The definition of bins in Predicted Aligned Error Head(PAE) may be wrong
xiergo opened this issue · comments
I am confused about the definition of bins in Predicted Aligned Error Head(PAE). The breaks
is defined as [0, 0.5, 1, ..., 31]
# self.config.max_error_bin=31, self.config.num_bins=64
breaks = jnp.linspace(
0., self.config.max_error_bin, self.config.num_bins - 1)
and the centers are [0.25, 0.75, ..., 30.5, 31.5, 32.5], according to:
def _calculate_bin_centers(breaks: np.ndarray):
"""Gets the bin centers from the bin edges.
Args:
breaks: [num_bins - 1] the error bin edges.
Returns:
bin_centers: [num_bins] the error bin centers.
"""
step = (breaks[1] - breaks[0])
# Add half-step to get the center
bin_centers = breaks + step / 2
# Add a catch-all bin at the end.
bin_centers = np.concatenate([bin_centers, [bin_centers[-1] + step]],
axis=0)
return bin_centers
Then the 64 bins are [0, 0.5], [0.5, 1] ..., [31, 31.5], [31.5, +inf].

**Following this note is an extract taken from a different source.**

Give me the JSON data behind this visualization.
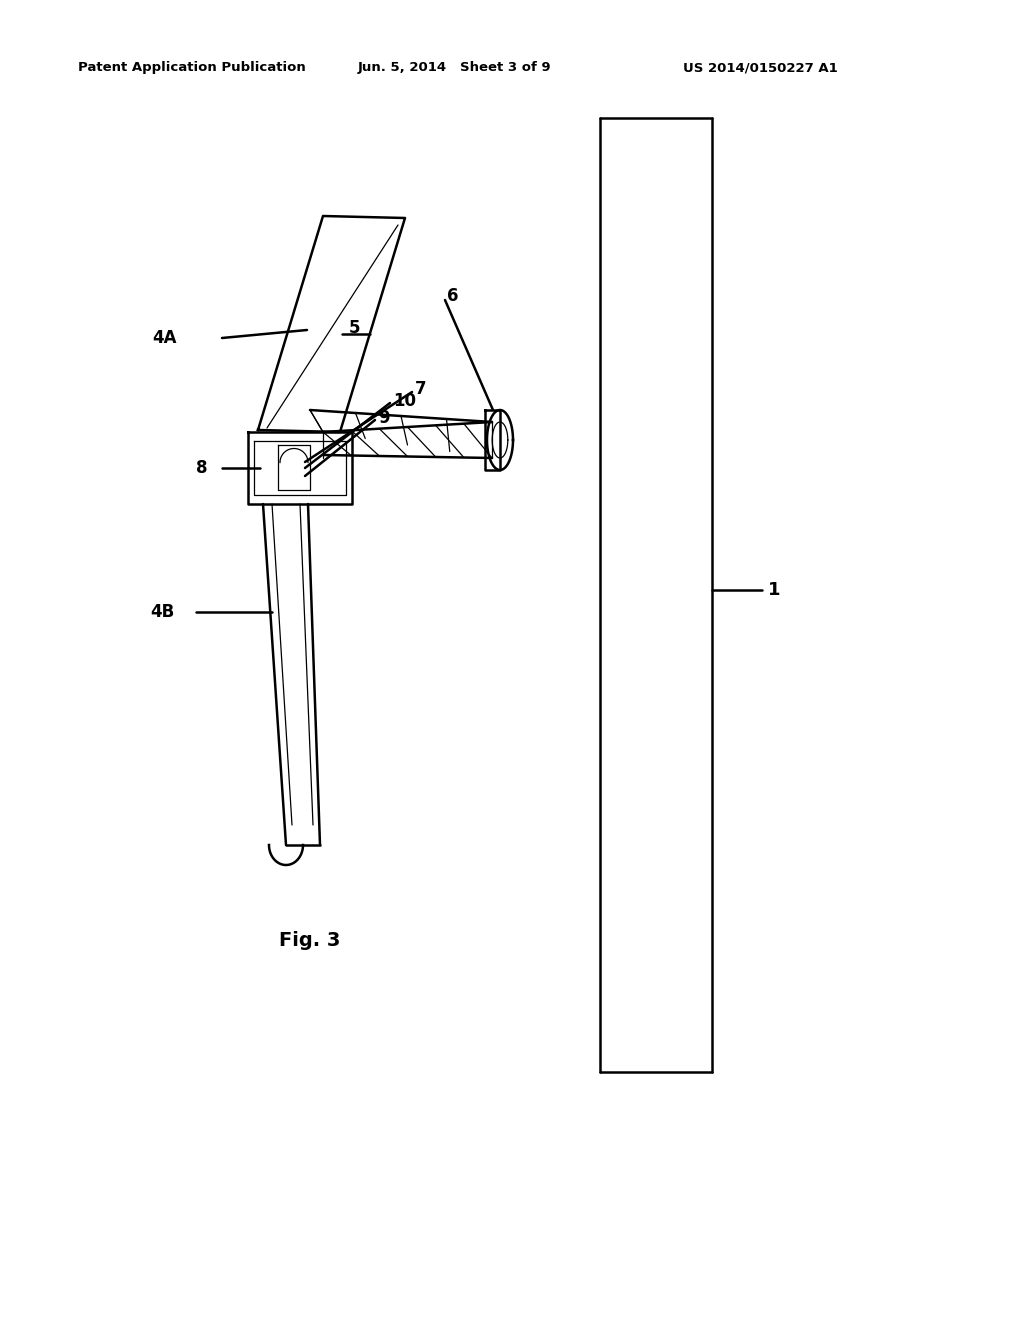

But the bins defined in the PAE-loss are [-inf, 0], [0, 0.5], ...[31, +inf], which are left shifted for one bin, based on the definition in alphafold/alphafold/model/modules.py line 1200
:
sq_breaks = jnp.square(breaks) #[0, 0.5, ..., 31]
true_bins = jnp.sum((
error_dist2[..., None] > sq_breaks).astype(jnp.int32), axis=-1)
errors = softmax_cross_entropy(
labels=jax.nn.one_hot(true_bins, num_bins, axis=-1), logits=logits)
For example, for error_dist=0.75, which should fall into the second bin [0.5, 1], but (0.75>breaks).sum()
is 2, the one_hot values are [0, 0, 1, 0, ..., 0] with the third entry being 1, which is incorrect.